POPE Benedict XVI will not be attending the G-20 summit in Pittsburgh in September. It's just as well. The Pope might strike a dissonant chord among the leaders and finance ministers of the world's most developed economies. He is not a fan of any system that promotes conspicuous consumption or indifference toward the poor. He is an advocate of redistributing much of the world's wealth.
This week, the Vatican released the Pontiff's third encyclical. Two years in the making, "Caritas in Veritate" (Charity in Truth) does to global capitalism what Jesus did in the temple of Jerusalem - it overturns the tables of the money changers.
To be sure, Pope Benedict isn't calling for the overthrow of capitalism, just saying that the system is not immune to corruption and that regulations are needed both for the sake of investors, the poor, and the exploited.
The Pope called upon the wealthiest nations to remember the poor while devising strategies to revive the world economy. He called for reform of the United Nations and other unnamed bodies and for creation of a new authority that would have real teeth in matters of international justice and peace in regulating the global economy.

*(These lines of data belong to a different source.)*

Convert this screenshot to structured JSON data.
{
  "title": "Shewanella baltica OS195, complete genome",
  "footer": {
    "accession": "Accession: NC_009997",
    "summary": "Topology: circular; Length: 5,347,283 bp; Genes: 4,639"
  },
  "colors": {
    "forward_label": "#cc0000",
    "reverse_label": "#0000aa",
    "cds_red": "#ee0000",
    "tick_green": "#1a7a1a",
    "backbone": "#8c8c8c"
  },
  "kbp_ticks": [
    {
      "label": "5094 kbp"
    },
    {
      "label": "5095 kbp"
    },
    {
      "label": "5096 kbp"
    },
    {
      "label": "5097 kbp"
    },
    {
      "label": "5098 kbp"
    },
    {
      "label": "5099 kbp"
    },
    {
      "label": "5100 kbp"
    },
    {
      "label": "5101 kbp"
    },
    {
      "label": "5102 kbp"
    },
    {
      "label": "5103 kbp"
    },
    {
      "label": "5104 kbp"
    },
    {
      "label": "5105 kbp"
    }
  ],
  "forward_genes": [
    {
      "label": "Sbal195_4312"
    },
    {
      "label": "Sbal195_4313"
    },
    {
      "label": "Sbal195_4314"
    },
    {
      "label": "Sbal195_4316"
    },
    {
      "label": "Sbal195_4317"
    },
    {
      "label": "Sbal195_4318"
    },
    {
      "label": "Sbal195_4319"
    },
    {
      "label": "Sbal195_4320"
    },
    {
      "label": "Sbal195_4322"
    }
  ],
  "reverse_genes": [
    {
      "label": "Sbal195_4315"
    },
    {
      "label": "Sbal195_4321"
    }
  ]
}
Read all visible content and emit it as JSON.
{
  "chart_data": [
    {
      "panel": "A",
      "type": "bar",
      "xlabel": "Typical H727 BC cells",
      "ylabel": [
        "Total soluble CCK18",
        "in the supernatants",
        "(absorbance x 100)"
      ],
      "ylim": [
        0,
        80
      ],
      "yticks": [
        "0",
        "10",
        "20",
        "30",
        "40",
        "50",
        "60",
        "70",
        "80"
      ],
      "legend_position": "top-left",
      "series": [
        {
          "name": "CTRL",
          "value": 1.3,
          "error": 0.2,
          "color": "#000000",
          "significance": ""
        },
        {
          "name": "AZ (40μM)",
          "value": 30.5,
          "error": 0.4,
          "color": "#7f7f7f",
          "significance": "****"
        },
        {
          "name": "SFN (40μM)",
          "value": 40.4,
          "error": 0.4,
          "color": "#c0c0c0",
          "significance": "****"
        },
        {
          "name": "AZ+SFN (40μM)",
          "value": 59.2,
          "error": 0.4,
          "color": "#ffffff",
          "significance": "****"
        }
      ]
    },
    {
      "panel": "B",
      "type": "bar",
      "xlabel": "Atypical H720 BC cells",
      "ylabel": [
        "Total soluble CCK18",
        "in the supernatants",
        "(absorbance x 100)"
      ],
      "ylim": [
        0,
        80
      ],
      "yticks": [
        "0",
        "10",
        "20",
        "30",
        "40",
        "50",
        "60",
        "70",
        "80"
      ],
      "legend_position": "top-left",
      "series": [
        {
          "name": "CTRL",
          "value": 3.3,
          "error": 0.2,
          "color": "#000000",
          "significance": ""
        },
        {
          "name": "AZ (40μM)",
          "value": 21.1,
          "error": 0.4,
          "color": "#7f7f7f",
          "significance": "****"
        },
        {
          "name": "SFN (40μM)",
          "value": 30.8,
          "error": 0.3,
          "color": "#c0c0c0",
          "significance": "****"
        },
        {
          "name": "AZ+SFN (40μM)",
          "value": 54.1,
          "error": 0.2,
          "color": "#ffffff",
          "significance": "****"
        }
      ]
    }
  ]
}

"Profit is useful if it serves as a means toward an end," he wrote. "Once profit becomes the exclusive goal, if it is produced by improper means and without the common good as its ultimate end, it risks destroying wealth and creating poverty."
The encyclical warns of capitalism's dark side in terms a socialist might find agreeable. It is also critical of how unnamed institutions, presumably the World Bank and International Monetary Fund, have addressed global poverty.
The fact that the Vatican has issued a critique of capitalism doesn't mean the Pope is ready to exchange his miter for Che Guevara's beret.
The leader of the world's 1 billion Catholics is reminding us that there is a moral and ethical dimension to every dollar spent.
It isn't the economic system that matters as much as hearts inclined to hear the entreaties of the poor.